After a prologue to explain the mythology of The Monkey King (Li), the film begins in Chinatown, New York, where kung fu crazy misfit Jason (Michael Angarano) often goes to rifle through DVDs at a pawn shop run by doddering Old Hop (Chan). "You watch too much Hong Kong phooey," jokes the owner, amused by the schoolboy's passion for obscure martial arts films. Unfortunately, weakling Jason is a prime target for a gang of bullies who use the youngster as bait to force their way into Old Hop's shop, fatally wounding the owner. With his dying breath, Old Hop instructs Jason to return one item - a golden staff - to its rightful owner, the legendary Monkey King.

The boy flees with the staff and in the ensuing chase across the rooftops, Jason is magically transported to ancient China where the Jade Warlord (Collin Chou) seeks the talisman in the boy's possession. Thankfully, drunken master Lu Yan (Chan again) rescues Jason from the warlord's minions and begins to tutor the schoolboy in the art of fighting so that he can fulfill a prophecy and deliver the staff to Five Elements Mountain.

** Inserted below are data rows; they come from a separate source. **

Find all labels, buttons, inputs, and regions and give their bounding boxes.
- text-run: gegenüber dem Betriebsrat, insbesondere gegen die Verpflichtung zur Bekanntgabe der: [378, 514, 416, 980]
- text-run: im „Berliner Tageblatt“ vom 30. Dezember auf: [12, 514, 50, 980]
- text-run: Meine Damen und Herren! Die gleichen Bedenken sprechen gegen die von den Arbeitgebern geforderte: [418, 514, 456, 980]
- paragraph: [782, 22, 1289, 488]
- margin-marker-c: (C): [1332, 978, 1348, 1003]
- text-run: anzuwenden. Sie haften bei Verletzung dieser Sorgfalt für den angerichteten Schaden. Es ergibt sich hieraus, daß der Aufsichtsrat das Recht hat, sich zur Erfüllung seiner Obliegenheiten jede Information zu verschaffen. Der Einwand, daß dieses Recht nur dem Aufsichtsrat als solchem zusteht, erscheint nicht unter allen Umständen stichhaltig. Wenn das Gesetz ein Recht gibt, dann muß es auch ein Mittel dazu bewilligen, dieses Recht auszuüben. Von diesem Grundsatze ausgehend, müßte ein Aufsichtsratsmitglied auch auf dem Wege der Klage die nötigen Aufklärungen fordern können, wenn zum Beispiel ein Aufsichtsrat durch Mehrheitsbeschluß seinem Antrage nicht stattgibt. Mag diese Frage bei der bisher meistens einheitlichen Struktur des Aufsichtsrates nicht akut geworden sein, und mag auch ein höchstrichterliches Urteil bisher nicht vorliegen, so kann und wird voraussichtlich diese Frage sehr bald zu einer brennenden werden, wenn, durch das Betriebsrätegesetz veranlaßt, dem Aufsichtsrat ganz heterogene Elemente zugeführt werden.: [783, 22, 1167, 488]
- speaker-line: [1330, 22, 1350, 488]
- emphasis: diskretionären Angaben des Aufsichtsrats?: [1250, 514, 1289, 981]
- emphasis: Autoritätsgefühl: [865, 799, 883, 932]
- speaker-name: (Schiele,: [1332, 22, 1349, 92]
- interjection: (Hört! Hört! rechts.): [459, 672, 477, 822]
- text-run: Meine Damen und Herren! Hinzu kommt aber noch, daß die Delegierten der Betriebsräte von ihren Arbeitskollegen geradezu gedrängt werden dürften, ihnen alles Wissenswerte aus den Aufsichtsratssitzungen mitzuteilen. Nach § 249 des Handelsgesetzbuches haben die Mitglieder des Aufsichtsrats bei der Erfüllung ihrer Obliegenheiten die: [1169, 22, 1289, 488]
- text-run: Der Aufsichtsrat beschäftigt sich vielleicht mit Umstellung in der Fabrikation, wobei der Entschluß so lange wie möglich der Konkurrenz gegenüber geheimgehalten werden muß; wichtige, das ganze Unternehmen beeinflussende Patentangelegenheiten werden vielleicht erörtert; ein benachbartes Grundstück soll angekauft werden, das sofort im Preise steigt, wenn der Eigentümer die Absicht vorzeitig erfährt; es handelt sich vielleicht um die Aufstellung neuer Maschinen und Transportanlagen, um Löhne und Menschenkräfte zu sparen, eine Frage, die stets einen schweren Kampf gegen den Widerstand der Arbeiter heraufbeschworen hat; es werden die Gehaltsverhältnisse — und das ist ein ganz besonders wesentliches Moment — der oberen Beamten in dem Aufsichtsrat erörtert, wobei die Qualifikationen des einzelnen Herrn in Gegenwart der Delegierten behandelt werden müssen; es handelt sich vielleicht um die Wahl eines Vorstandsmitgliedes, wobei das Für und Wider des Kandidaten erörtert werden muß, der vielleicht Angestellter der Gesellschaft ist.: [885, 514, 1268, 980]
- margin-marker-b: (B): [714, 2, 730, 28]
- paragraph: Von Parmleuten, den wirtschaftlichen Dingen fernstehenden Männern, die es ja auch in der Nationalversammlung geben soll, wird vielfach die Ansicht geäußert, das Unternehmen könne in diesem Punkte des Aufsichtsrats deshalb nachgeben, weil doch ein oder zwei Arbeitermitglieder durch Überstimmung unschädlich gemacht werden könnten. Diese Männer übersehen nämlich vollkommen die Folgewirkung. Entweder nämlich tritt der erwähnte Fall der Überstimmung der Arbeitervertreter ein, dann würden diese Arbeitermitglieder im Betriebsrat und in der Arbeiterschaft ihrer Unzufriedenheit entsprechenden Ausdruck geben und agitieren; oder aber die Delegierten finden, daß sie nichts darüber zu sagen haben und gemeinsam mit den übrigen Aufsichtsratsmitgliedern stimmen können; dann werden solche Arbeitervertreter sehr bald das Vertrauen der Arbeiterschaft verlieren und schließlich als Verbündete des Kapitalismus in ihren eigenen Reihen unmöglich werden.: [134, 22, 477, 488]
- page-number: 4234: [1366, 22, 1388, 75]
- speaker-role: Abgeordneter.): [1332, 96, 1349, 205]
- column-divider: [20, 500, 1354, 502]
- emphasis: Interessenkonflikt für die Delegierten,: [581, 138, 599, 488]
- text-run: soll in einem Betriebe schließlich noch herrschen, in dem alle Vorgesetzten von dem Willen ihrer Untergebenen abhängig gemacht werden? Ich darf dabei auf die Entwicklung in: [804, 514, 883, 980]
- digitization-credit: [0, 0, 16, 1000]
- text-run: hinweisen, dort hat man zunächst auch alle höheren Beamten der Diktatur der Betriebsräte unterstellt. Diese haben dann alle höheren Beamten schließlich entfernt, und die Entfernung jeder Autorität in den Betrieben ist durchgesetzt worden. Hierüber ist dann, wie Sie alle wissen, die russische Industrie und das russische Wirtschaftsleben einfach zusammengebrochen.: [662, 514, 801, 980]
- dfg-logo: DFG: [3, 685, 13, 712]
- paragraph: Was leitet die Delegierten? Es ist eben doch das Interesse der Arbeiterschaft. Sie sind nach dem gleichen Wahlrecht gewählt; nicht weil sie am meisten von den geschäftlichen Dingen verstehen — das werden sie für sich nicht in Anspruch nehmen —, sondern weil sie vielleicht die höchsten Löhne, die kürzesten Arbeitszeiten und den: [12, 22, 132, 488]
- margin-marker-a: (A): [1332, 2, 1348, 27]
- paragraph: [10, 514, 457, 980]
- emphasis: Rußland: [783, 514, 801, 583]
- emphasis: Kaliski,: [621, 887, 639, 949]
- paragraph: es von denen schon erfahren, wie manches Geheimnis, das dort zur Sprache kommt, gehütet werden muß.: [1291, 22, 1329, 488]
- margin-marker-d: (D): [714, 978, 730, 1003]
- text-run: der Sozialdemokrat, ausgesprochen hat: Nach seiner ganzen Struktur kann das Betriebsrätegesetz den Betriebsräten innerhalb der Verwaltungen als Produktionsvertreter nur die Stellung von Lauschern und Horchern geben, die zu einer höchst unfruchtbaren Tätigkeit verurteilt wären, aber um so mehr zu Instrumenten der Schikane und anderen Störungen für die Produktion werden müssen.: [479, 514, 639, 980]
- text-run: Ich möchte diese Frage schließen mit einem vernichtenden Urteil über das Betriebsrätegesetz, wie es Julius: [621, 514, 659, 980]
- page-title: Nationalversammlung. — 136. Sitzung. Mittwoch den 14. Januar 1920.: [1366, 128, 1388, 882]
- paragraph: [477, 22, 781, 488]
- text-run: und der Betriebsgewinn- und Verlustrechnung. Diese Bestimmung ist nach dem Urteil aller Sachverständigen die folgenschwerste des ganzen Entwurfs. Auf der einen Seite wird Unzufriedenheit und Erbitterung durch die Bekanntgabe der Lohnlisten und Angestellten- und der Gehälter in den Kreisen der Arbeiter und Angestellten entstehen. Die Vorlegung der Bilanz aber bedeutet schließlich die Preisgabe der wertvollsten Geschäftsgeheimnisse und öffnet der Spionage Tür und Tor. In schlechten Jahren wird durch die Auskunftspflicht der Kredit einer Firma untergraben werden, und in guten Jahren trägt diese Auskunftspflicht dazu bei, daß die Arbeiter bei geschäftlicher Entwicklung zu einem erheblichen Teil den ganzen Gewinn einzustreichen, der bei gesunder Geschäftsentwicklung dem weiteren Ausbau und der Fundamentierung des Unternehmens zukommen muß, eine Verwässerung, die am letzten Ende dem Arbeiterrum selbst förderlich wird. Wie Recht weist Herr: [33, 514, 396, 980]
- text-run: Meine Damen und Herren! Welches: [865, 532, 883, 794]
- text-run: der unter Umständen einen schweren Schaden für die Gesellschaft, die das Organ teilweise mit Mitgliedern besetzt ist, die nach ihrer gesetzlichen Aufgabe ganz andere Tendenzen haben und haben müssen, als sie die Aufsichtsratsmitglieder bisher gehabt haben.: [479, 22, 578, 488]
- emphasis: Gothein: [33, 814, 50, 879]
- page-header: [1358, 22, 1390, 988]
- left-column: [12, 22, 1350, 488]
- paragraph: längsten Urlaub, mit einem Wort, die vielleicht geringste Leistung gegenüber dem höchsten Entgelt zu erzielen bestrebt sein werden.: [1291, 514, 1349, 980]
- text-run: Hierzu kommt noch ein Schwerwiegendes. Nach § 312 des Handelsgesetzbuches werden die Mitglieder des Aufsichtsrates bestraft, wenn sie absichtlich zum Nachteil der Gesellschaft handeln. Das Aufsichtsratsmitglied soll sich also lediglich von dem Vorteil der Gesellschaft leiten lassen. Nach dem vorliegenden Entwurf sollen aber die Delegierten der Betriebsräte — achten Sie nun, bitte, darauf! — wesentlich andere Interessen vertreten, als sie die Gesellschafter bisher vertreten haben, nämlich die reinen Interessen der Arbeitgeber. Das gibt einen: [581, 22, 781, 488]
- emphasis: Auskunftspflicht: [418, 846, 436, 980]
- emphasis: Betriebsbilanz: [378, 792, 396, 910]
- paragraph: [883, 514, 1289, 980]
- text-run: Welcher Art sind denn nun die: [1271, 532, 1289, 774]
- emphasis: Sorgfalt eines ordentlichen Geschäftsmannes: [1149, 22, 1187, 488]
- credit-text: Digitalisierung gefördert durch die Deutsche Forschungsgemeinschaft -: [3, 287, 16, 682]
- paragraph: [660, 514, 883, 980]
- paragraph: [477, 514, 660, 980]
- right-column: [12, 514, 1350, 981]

The unlikely friends are joined by the enigmatic, dart-wielding Golden Sparrow (Yifei Liu) and the Silent Monk (Li again), who also hopes to release The Monkey King from incarceration. Meanwhile, the Jade Warlord promises an elixir of immortality to the White-Haired Demoness (LI Bingbing) if she can thwart Jason and his merry band, and retrieve the staff.

The Forbidden Kingdom is a rollicking romp for the whole family, playing Jason's Rocky-style training under Lu Yan and the Silent Monk for laughs.

These sequences are interspersed with some lively banter between Chan's mentor and Angarano's wet-behind-the-ears protege, who is summarily dismissed by the Silent Monk because of his skin colour.

"We are all the same inside aren't we?" counters Lu Yan angrily, emphasising the film's central message about finding the hero within.

Director Minkoff barely pauses for breath between the fights, building to a spectacular final showdown awash with clashing swords, gravity-defying acrobatics and explosive computer effects.